Friday 5 October 2007

How To Sum Up Shostakovich ?

One of a series of starter double cd's under the title Panorama, this one concerns Dmitri Shostakovich. Not easy to give an overview of a composer like Shostakovich in a double cd set ( I have another in the series on Beethoven which is even more problematical ! ) but the standard of performance of the works chosen makes them excellent candidates for any collection. The first disk has Symphony No 1 and Symphony No 5, played by the Chicago Symphony Orchestra under Leonard Bernstein and the National Symphony Orchestra of Washington DC under Mstislav Rostropovich respectively. Symphony No 1 was Shostakovich's graduation piece from the St Petersburg Conservatory and it already shows some of the typical contrast between pathos and melancholy and manic high spirits that categorises much of his work.
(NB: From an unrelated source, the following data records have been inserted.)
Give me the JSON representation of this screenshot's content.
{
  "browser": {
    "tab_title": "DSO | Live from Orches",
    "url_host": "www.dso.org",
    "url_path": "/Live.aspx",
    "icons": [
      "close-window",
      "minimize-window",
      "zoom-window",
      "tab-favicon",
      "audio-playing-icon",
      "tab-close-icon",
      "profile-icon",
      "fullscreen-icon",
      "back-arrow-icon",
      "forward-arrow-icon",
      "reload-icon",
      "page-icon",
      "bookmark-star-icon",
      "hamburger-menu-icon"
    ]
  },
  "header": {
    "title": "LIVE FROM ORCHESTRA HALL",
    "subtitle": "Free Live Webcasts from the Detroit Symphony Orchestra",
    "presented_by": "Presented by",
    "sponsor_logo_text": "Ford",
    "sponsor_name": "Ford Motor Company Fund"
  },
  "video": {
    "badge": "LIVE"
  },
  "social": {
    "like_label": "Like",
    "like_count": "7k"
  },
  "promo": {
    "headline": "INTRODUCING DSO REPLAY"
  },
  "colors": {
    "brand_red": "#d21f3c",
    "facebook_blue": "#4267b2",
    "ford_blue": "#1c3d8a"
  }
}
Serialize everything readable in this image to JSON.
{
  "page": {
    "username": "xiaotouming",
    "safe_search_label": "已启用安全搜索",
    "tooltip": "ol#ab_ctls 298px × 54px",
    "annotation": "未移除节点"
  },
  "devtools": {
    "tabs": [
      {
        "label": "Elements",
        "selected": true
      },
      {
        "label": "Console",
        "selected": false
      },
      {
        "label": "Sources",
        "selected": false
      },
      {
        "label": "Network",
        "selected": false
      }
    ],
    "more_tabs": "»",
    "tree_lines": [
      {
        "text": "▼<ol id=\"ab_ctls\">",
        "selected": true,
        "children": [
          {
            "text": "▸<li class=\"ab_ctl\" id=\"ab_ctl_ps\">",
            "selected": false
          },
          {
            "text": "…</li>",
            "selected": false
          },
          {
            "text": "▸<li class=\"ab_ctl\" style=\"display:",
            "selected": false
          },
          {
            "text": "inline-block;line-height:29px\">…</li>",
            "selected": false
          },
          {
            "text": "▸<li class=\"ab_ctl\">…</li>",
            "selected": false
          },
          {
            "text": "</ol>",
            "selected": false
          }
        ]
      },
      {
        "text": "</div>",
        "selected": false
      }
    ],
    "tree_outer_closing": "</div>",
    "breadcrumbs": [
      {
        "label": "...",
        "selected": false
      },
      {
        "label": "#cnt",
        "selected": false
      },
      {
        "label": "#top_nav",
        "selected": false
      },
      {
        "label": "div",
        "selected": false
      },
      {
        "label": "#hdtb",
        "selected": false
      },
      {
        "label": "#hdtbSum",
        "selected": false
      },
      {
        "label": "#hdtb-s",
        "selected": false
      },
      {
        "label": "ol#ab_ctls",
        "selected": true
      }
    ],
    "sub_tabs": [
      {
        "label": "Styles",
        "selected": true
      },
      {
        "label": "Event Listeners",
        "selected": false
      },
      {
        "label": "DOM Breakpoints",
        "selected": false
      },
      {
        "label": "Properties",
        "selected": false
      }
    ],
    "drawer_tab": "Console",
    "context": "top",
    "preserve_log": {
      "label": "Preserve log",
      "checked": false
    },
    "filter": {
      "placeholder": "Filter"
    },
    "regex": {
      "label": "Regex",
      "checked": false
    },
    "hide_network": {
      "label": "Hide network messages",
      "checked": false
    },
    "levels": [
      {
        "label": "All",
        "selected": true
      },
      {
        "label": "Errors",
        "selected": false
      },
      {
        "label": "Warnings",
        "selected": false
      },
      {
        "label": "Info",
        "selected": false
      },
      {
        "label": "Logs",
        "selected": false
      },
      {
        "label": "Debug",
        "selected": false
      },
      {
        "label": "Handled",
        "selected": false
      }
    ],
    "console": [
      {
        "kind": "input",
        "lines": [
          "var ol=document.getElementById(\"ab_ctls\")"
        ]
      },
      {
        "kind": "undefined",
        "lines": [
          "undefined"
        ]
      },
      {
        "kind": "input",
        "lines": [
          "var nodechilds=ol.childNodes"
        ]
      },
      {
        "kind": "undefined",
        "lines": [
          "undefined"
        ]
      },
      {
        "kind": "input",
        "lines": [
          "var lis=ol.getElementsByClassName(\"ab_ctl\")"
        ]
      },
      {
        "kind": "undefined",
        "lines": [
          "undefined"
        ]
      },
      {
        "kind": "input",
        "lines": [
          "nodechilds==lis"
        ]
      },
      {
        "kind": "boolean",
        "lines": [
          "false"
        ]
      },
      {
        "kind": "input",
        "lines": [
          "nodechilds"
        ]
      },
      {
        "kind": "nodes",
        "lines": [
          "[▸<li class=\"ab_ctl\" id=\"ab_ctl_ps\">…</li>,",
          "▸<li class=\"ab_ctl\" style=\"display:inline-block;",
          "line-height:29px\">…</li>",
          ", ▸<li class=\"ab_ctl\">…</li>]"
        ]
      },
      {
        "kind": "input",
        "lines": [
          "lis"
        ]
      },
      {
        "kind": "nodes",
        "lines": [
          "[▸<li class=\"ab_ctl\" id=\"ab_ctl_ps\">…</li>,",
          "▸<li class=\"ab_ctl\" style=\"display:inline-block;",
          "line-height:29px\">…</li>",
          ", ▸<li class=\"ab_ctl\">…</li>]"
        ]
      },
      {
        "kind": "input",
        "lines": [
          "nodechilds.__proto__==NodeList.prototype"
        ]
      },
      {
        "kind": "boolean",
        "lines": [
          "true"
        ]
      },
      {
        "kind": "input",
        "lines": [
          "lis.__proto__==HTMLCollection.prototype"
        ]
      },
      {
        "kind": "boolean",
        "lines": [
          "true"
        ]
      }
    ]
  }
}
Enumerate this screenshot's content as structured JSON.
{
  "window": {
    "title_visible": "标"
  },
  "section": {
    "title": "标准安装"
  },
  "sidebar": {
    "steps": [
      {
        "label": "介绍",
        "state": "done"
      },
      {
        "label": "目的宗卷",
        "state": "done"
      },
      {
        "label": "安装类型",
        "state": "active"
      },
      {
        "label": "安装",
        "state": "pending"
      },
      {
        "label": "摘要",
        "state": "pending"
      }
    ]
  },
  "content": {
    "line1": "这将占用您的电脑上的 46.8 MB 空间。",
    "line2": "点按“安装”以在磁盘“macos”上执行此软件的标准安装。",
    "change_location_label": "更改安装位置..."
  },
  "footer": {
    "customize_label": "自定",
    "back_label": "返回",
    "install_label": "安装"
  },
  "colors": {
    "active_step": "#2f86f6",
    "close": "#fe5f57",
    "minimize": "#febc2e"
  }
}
The fifth symphony is maybe the most performed of them all ( the best ? an impossible call ). It's the one with the famous subtitle "a Soviet artist's creative reply to just criticism" and was written at the very peak of the cryptic dance of death that Shostakovich was involved in with the regime. Whatever the ambiguities one tries to read into it, the finale remains one of the most powerful in all symphonic music. Disk two is more of a curate's egg. There is the thoroughly disposable and ludicrously misnamed Jazz Suite No 2 ( saccharine waltzes in the main ) which together with Tahiti Trot and Romance No 3 are played by the Royal Concertgebouw Orchestra conducted by Riccardo Chailly. The Hagen Quartet then play String Quartet No 11, a mournful set of miniatures written in memory of a friend, and thee disk concludes with the Piano Concerto No 1, soloist Martha Argerich with the Wurttembergisches Kammerorchester Heilbronn under Jorg Faerber. This work further illustrates the melancholic and the manic with the latter role often taken by the solo trumpet part, played here by Guy Touvron. Certainly a value for money release.